Dans le roman de Nicolas Jaillet, La Maison n’a rien à voir avec l’image d’Epinal d’une douce famille riante dégustant un ersatz de café au lait le matin. Mettez-vous en mode Hitchcock pour appréhender la lecture de ce roman écrit tout en justesse, sans un mot de trop.
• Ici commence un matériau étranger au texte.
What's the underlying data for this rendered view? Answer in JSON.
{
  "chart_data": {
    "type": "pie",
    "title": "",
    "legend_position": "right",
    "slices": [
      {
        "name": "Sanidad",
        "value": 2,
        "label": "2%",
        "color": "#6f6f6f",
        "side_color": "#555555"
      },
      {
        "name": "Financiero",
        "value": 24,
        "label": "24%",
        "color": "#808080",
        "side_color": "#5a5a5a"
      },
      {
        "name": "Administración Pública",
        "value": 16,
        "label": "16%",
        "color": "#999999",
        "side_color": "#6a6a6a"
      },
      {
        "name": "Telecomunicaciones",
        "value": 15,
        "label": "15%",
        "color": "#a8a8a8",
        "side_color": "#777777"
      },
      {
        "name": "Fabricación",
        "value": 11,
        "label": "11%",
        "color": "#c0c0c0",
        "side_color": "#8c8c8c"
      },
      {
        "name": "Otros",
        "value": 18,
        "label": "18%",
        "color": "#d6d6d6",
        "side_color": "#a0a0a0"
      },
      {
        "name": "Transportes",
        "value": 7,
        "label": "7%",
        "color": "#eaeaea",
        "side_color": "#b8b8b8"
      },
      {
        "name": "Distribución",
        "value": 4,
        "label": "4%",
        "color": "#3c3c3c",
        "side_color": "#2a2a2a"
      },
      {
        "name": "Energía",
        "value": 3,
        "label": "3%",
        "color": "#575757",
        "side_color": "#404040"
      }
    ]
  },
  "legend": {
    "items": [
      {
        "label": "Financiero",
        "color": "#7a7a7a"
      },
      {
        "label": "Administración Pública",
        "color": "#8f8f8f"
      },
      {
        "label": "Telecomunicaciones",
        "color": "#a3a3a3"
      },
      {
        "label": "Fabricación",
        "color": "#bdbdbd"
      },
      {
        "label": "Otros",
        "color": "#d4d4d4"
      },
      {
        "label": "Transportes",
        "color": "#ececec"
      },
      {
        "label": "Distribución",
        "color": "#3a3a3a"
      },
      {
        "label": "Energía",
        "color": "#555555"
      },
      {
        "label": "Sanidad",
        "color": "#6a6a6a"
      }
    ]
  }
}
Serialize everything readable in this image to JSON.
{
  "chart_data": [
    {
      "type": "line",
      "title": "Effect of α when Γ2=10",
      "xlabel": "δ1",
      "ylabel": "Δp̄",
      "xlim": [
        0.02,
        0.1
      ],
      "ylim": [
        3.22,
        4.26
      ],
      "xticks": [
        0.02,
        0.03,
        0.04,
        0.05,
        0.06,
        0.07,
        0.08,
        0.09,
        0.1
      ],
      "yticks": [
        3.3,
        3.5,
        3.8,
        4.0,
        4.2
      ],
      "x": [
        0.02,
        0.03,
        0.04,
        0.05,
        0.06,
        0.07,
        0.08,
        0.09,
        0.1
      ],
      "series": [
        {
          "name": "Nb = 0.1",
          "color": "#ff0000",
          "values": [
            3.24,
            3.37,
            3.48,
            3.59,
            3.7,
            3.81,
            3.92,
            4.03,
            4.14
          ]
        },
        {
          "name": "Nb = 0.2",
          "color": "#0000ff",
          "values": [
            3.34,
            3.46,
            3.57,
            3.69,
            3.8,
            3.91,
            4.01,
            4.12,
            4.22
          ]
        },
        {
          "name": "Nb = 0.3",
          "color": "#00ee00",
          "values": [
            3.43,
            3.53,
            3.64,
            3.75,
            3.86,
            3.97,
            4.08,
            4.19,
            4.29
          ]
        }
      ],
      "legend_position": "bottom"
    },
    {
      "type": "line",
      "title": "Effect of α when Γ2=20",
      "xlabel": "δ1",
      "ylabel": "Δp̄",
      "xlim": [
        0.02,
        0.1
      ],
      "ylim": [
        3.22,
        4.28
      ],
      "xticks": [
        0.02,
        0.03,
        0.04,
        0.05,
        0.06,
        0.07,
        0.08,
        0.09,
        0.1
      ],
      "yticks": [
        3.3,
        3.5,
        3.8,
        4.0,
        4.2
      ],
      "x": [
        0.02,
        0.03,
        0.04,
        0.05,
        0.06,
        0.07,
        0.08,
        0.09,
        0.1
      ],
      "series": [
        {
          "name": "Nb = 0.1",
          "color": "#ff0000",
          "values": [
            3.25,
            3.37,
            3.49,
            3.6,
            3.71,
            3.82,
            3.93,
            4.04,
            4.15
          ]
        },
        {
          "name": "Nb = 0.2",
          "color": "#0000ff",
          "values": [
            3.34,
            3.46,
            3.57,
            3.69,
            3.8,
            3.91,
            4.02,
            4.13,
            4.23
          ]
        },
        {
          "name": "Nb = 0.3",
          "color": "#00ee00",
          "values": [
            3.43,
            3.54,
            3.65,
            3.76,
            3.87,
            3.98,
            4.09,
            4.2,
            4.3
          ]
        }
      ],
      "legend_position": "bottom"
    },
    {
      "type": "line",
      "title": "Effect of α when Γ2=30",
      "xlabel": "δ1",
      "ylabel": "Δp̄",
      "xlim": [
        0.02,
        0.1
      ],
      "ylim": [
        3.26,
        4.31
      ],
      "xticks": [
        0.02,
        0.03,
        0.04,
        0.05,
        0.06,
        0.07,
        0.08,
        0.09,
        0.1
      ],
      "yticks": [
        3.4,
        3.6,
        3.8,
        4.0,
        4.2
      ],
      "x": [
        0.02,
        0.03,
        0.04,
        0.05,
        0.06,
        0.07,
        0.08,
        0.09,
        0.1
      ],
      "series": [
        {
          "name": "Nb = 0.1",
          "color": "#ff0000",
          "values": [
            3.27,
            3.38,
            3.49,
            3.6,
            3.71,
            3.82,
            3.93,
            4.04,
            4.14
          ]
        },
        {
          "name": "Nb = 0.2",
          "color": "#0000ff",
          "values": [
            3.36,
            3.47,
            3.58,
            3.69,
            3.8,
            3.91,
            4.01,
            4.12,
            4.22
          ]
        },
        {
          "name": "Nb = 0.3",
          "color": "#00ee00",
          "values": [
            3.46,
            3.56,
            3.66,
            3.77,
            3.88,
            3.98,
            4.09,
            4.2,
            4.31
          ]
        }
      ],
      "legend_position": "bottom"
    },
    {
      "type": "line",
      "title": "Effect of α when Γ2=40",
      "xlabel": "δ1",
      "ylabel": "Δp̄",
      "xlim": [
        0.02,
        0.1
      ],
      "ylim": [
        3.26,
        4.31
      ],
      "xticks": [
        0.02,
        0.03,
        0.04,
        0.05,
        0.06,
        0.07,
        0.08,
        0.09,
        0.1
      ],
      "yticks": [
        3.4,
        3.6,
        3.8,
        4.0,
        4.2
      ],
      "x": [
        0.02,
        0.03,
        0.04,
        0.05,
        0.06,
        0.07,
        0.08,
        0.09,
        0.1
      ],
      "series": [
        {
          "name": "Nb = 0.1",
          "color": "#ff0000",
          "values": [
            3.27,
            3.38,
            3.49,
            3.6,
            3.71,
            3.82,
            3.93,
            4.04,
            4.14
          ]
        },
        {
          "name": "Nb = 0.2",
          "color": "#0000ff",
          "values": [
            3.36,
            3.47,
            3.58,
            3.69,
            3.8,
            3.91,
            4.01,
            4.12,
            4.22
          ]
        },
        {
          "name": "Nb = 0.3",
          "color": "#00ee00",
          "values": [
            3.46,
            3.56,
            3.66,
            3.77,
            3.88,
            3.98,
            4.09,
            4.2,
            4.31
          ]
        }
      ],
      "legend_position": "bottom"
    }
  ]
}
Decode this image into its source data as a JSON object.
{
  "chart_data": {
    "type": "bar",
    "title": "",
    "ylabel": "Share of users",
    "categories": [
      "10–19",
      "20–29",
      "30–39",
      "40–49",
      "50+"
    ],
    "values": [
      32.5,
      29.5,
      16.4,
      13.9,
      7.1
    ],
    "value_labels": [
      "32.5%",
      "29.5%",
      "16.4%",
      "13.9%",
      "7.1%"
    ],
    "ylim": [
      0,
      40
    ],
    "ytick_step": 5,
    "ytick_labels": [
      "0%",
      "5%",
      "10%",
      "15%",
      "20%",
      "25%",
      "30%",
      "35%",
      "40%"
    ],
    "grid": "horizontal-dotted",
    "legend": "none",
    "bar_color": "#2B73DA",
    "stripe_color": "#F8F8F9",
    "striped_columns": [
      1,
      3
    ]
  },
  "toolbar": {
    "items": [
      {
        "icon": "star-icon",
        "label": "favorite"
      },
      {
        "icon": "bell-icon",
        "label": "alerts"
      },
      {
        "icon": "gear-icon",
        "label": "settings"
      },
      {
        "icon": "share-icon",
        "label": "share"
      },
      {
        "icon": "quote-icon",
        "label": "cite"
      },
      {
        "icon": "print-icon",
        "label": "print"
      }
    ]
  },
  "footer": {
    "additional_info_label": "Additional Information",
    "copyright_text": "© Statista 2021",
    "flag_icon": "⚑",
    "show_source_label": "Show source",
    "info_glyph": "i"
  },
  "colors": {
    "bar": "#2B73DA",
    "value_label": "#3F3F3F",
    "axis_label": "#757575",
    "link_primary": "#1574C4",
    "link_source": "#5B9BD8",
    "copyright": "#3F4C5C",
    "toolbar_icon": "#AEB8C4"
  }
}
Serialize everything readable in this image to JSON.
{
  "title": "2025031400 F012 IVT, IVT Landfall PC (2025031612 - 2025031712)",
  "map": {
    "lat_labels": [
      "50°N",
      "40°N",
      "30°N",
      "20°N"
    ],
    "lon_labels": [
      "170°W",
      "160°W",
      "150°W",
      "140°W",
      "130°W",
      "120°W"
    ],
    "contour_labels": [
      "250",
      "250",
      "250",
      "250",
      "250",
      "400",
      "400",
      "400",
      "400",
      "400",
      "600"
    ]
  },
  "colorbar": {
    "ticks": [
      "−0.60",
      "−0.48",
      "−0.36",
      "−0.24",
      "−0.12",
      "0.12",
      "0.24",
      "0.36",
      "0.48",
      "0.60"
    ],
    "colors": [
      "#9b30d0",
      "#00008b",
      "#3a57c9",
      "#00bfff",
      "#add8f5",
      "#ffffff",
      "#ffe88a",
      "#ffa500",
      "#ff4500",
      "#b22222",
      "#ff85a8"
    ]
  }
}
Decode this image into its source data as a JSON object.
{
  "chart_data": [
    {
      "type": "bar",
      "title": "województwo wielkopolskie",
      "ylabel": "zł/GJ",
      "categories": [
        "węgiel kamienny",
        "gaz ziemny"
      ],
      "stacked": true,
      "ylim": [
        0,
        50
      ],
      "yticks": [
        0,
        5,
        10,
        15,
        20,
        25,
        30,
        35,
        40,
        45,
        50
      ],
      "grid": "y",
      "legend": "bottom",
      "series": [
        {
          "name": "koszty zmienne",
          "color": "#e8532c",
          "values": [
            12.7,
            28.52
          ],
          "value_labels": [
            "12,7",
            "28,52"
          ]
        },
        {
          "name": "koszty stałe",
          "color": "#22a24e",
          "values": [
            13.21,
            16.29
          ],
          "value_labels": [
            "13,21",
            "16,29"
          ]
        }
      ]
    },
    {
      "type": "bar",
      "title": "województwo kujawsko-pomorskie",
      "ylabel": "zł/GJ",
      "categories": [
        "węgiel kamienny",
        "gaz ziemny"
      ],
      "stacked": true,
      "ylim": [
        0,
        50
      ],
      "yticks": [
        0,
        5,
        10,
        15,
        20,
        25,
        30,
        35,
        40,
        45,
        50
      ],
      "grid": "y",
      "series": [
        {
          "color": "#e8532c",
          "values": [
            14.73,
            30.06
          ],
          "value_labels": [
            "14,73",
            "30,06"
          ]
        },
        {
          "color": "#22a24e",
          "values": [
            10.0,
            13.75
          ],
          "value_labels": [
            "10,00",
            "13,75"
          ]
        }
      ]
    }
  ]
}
Les grandes souffrances sont silencieuses, et patientes, dans le cas de l’héroïne de Nicolas Jaillet. Au soir de ses noces, Martine sait déjà que cette histoire de couple qui commence ne pourra pas marcher. Une rixe qui oppose l’un des convives à Jean, son époux, jette comme un sort sur la vie à venir. Naîtra un garçon, qui devient le narrateur de cette courte histoire, et seize ans passent. Le narrateur se souvient de sa vie en famille, à peine décrit-il les violences vécues par une mère et son fils, terrorisés par un père qui boit. A peine. Car dans La Maison (ed. de la Rue du départ), tout est écrit à l’aune de la pudeur des vies dures.
Il y a comme une gêne à se raconter, mais une maestria stylistique à retracer la tension dramatique dans les choses ordinaires. La mère du narrateur prépare quelque chose depuis de longues années mais personne n’a jamais rien soupçonné. Saisie par la description de son fils, elle lui reste ainsi qu’au lecteur, éternellement insaisissable, étonnante et mystérieuse. En reflet, l’image d’un homme, son mari, à qui l’on pardonne la violence car de jugement il n’y a point dans ce livre : Nicolas Jaillet s’est appliqué à décrire les lents mouvements du coeur qui décident du sens de la vie, au risque encore de sacrifier le petit garçon devenu narrateur. Impossible d’en dire plus sans déflorer ce vers quoi tout le livre tend. Et pourtant, rien que cette façon de raconter, épurée, «à l’os» façon Callet, fait de ce roman une petite merveille surprenante.
Les éditions havraises de la Rue du départ ont publié un roman coup de poing, et un très bel objet qui donne envie d’en savoir plus long sur l’auteur Nicolas Jaillet. Ancien comédien, celui-ci publie aussi bien pour les adultes que pour la jeunesse. Libre dans ses choix littéraires, il a publié un western en 2007 intitulé Sansalina, un Ulysse d’après Homère en 2012 chez Lito. On attend avec impatience la suite de ses aventures littéraires.